Пусто было в этот час на сельской улице. Люди только что вернулись с работы, во дворах дымились летние печурки, на которых хозяйки готовили ужин.

Проходя мимо дома Коверзневой, Загорцев замедлил шаг, хотя вполне сознавал, что надо было ускорить. Мельком глянул в глубину двора: дверь сеней наполовину отворена. Была бы закрыта, прошел бы Загорцев мимо»

Разве спросить только: как поживаешь, Кирилловна? Чай с весны не виделись…

Внезапное волнение охватило его, когда он шагнул в ворота. Подмывало оглянуться: не увидел ли кто? Но он подавил в себе это желание, не обернулся даже тогда, когда ощутил на затылке чей-то взгляд.
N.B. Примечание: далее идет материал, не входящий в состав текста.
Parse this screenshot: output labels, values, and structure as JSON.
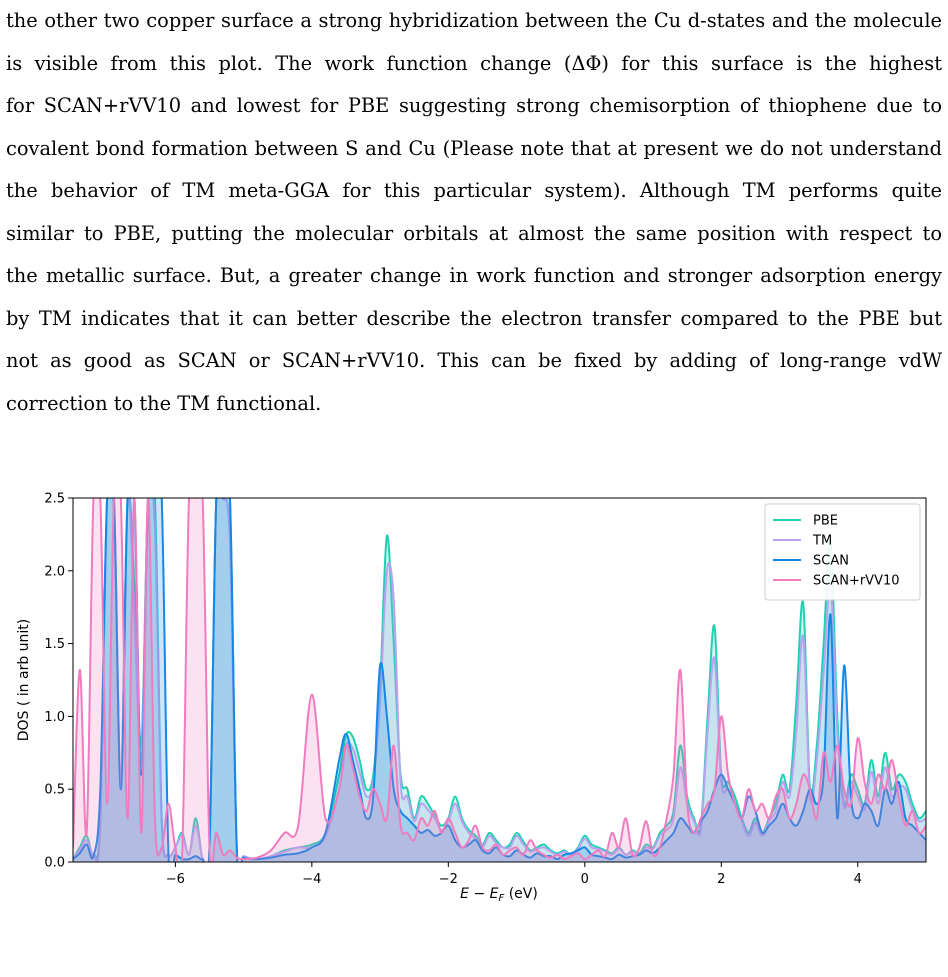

Валентинин двор встретил гостя буйной, травой, поросшей всюду — не так часто топтались ноги по этому двору. На грядках, которые они вскапывали с Леней Ясеневичем, выгнало высокую ботву. А вон под сараем — колода, на которой сидели и курили. Загорцеву показалось, что он вернулся после долгой отлучки чуть ли не в дом родной. Кровь застучала в висках редкими тупыми ударами. Загорцев приближался к покосившимся, заросшим травой ступенькам крыльца, сосущее предчувствие того, что вот сейчас, сию минуту должно было случиться, не покидало его.

Он ступил на крыльцо. Приоткрытая дверь тотчас же распахнулась пошире, и на пороге встала Валентина Коверзнева, изумленная крайне. Похудала за лето, щеки чуточку ввалились, брови выцвели. Под легкой кофточкой-безрукавкой бугрились небольшие груди.

Шаг за шагом Валентина отступала назад, и Загорцев должен был войти в ее дом. Смуглые руки, сохранившие жгучесть дневного солнца, обвили шею Сергея Загорцева.

Утром тонкий и длинный солнечный луч, пробившийся сквозь закрытые ставни, уперся в одеяло на уровне груди — будто шпага, готовая пронзить обоих.

— Рассказать тебе про моего бывшего мужа?

— Рассказывай, если хочешь…

— Тип, каких мало. Он считал свою любовь и свое желание великим благом для меня. Думал, что вот он какой добрый: дает мне любовь даром. По его морде было видно, что так думает. Если рассержусь на него за что-нибудь, он тут же подлезет, протянет губы трубочкой: Валюша, дай поцелую. Поцелуем окупал все — так ему казалось. Да оно и верно: женщина все простит за щепотку ласки. Пожалуй, самое страшное в нем то, что он жену за человека не считал. Уж не говорю про дружбу. Жена для него, что вон та печка — кормить должна, греть должна. Хозяин пошел себе, куда нравится, печь остается в избе.